Selon l'article 4 du règlement de copropriété (page 32), les parties communes comprennent la totalité du sol, y compris celui sur lequel seront édifiées les constructions prévues, tandis que les parties privatives comprennent le droit d'usage exclusif du sol d'assiette de la construction et du jardin attenant.
Il en résulte que le copropriétaire qui a méconnu une clause du règlement de copropriété, met en jeu sa responsabilité contractuelle et encourt, de ce fait, des dommages-intérêts. Spécialement, la remise en état des lieux à la suite de travaux exécutés irrégulièrement par un copropriétaire peut être ordonnée sans qu'il soit exigé que le demandeur (copropriétaire ou syndicat) ait à faire preuve d'un préjudice.
En l'espèce, lorsque la SCI LE PETIT VENT a fait reconstruire son chalet suite au sinistre, elle l'a fait sur une emprise au sol bien plus importante que celle du chalet originel. Selon le rapport du consultant G..., cette emprise supplémentaire s'élève à 26,76 m².
Cette construction sur les parties communes s'est faite sans que l'autorisation de l'assemblée générale des copropriétaires soit obtenue.
Tant M. V... que le syndicat des copropriétaires sont en droit de réclamer la remise en état des lieux dans leur situation initiale.
Certes, les intimés font valoir que, pour satisfaire à la réglementation régissant les établissements recevant du public, ainsi que pour respecter les nouvelles normes d'isolation, il leur était impossible de le faire sans augmentation de la surface.
Toutefois :
- la réglementation concernant l'accueil handicapés ne concerne que les maisons individuelles construites pour être louées ou mises à disposition ou pour être vendues, à l'exclusion de celles dont le propriétaire a entrepris la construction ou la réhabilitation pour son propre usage (article R.111-18-4 du code de la construction et de l'habitation) ; or, un usage individuel reste toujours possible, et ce n'est que pour ses propres besoins que le nouvel acquéreur met en location le bien considéré à usage de groupes ;
- le bien reconstruit comporte des surfaces supplémentaires dont la création n'était pas indispensable pour le respect de la réglementation, comme la vue des lieux a permis de le constater, le nombre de couchages étant supérieur à celui initial ;
- l'architecte reconnaît du reste que pour des raisons esthétiques, l'agrandissement du chalet a été opéré ;
- en tout état de cause, l'aspect général du chalet reconstruit étant modifié, l'accord de l'assemblée générale des copropriétaires devait être sollicité et obtenu, quitte pour le copropriétaire demandeur à déférer la délibération devant la juridiction compétente en cas de refus abusif.
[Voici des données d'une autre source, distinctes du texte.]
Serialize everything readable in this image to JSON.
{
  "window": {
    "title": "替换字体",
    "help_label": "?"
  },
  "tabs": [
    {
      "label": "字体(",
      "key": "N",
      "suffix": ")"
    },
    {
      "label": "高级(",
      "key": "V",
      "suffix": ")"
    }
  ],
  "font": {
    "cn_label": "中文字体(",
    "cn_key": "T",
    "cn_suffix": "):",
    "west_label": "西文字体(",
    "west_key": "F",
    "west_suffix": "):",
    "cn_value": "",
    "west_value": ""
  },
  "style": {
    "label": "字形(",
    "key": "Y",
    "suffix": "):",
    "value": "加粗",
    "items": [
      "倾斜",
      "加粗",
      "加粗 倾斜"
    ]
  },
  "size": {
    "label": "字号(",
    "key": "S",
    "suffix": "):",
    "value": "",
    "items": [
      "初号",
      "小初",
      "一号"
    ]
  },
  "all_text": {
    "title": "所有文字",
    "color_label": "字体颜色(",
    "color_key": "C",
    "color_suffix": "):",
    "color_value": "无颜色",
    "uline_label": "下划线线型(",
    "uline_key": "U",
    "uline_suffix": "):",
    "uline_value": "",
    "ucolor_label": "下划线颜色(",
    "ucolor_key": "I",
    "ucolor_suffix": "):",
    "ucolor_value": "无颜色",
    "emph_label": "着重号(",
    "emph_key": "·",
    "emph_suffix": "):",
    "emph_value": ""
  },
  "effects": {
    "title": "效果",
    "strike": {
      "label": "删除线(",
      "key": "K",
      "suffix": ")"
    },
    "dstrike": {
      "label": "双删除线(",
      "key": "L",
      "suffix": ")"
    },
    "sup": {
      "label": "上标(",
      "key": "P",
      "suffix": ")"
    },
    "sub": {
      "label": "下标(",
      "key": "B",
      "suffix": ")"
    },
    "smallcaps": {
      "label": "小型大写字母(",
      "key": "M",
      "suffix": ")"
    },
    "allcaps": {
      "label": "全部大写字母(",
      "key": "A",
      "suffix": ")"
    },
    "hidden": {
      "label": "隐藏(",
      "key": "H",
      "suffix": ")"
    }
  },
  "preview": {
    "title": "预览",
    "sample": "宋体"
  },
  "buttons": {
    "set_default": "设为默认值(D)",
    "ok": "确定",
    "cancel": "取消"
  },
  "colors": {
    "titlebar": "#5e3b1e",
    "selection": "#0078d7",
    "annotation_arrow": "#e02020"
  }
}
Dans ces conditions, la société Votre maison de vacances sera condamnée à remettre les lieux dans l'état initial, le volume du chalet devant être ramené à celui existant, conformément à l'article 103 du règlement de copropriété. Toutefois, il faut que le copropriétaire obtienne un permis de démolir, dépose un nouveau permis de construire, et fasse réaliser les travaux, étant relevé que ceux-ci, le chalet étant situé en altitude, ne peuvent être effectués que durant une partie de l'année seulement. En conséquence, il sera accordé à la société Votre maison de vacances un délai de deux ans pour y procéder, passé lequel une astreinte de 1.000 euros par mois de retard sera encourue, cette astreinte bénéficiant au syndicat des copropriétaires.
Concernant les préjudices subis, celui du syndicat des copropriétaires est minime, le chalet reconstruit étant de très belle facture, de proportions harmonieuses, et ne déparant en rien le paysage et l'aspect général de la copropriété. Il sera réparé par l'allocation de la somme de 1.000 euros.
Pour ce qui est du préjudice subi par les époux V..., leur environnement a été très légèrement perturbé par l'agrandissement du chalet et ce préjudice sera réparé par la somme de 3.000 euros de dommages intérêts
1°) ALORS QUE, il n'a jamais été contesté par les parties que le chalet était destiné à la location et qu'il l'avait toujours été, raison pour laquelle sa reconstruction nécessitait le respect des normes relatives à l'accessibilité aux handicapés ; que dès lors, en énonçant qu' « un usage individuel reste toujours possible », et que « ce n'est que pour ses propres besoins que le nouvel acquéreur met en location le bien considéré à usage de groupes » pour en déduire que l'application la réglementation concernant l'accueil handicapés ne pouvait justifier la construction actuelle, la cour d'appel a méconnu les termes du litige et violé l'article 4 du code de procédure civile.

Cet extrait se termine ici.